Just at this time there occurred an event which roused me somewhat from my inertia, and gave me an interest in the passing moment that I had thought impossible for me. It was a visit from Charles Meunier, who had written me word that he was coming to England for relaxation from too strenuous labour, and would like too see me. Meunier had now a European reputation; but his letter to me expressed that keen remembrance of an early regard, an early debt of sympathy, which is inseparable from nobility of character: and I too felt as if his presence would be to me like a transient resurrection into a happier pre-existence.
He came, and as far as possible, I renewed our old pleasure of making tete-a-tete excursions, though, instead of mountains and glacers and the wide blue lake, we had to content ourselves with mere slopes and ponds and artificial plantations. The years had changed us both, but with what different result! Meunier was now a brilliant figure in society, to whom elegant women pretended to listen, and whose acquaintance was boasted of by noblemen ambitious of brains. He repressed with the utmost delicacy all betrayal of the shock which I am sure he must have received from our meeting, or of a desire to penetrate into my condition and circumstances, and sought by the utmost exertion of his charming social powers to make our reunion agreeable. Bertha was much struck by the unexpected fascinations of a visitor whom she had expected to find presentable only on the score of his celebrity, and put forth all her coquetries and accomplishments. Apparently she succeeded in attracting his admiration, for his manner towards her was attentive and flattering. The effect of his presence on me was so benignant, especially in those renewals of our old tete-a-tete wanderings, when he poured forth to me wonderful narratives of his professional experience, that more than once, when his talk turned on the psychological relations of disease, the thought crossed my mind that, if his stay with me were long enough, I might possibly bring myself to tell this man the secrets of my lot.

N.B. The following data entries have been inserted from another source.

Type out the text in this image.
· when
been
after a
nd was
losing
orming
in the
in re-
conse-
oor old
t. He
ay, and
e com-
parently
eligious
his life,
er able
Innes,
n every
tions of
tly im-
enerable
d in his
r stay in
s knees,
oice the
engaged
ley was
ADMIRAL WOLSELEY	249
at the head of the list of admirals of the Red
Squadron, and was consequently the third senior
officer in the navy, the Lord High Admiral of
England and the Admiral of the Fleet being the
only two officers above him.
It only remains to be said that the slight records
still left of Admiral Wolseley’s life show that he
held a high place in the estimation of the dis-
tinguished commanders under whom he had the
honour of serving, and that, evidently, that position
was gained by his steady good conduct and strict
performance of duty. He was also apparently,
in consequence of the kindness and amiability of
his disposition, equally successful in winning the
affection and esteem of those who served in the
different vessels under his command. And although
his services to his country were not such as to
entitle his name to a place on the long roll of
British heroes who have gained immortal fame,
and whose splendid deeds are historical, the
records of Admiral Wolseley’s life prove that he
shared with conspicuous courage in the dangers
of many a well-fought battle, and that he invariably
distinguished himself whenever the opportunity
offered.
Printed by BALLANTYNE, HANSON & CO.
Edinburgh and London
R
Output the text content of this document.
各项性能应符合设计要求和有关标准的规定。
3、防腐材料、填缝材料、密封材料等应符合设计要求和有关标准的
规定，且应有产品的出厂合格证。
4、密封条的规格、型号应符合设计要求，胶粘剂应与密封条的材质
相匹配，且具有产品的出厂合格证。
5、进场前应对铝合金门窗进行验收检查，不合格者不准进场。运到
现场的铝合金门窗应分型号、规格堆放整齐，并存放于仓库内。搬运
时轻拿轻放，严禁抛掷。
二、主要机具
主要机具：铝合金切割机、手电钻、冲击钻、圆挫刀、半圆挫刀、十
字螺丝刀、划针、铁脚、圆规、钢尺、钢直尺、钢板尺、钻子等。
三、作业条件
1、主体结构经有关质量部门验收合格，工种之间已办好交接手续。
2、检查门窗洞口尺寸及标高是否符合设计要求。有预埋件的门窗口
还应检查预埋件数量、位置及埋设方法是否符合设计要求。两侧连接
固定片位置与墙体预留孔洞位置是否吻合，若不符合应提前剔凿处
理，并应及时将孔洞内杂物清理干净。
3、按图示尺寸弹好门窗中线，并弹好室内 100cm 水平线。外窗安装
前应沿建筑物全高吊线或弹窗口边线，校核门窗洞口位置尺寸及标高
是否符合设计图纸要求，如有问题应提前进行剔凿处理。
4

Might there not lie some remedy for me, too, in his science? Might there not at least lie some comprehension and sympathy ready for me in his large and susceptible mind? But the thought only flickered feebly now and then, and died out before it could become a wish. The horror I had of again breaking in on the privacy of another soul, made me, by an irrational instinct, draw the shroud of concealment more closely around my own, as we automatically perform the gesture we feel to be wanting in another.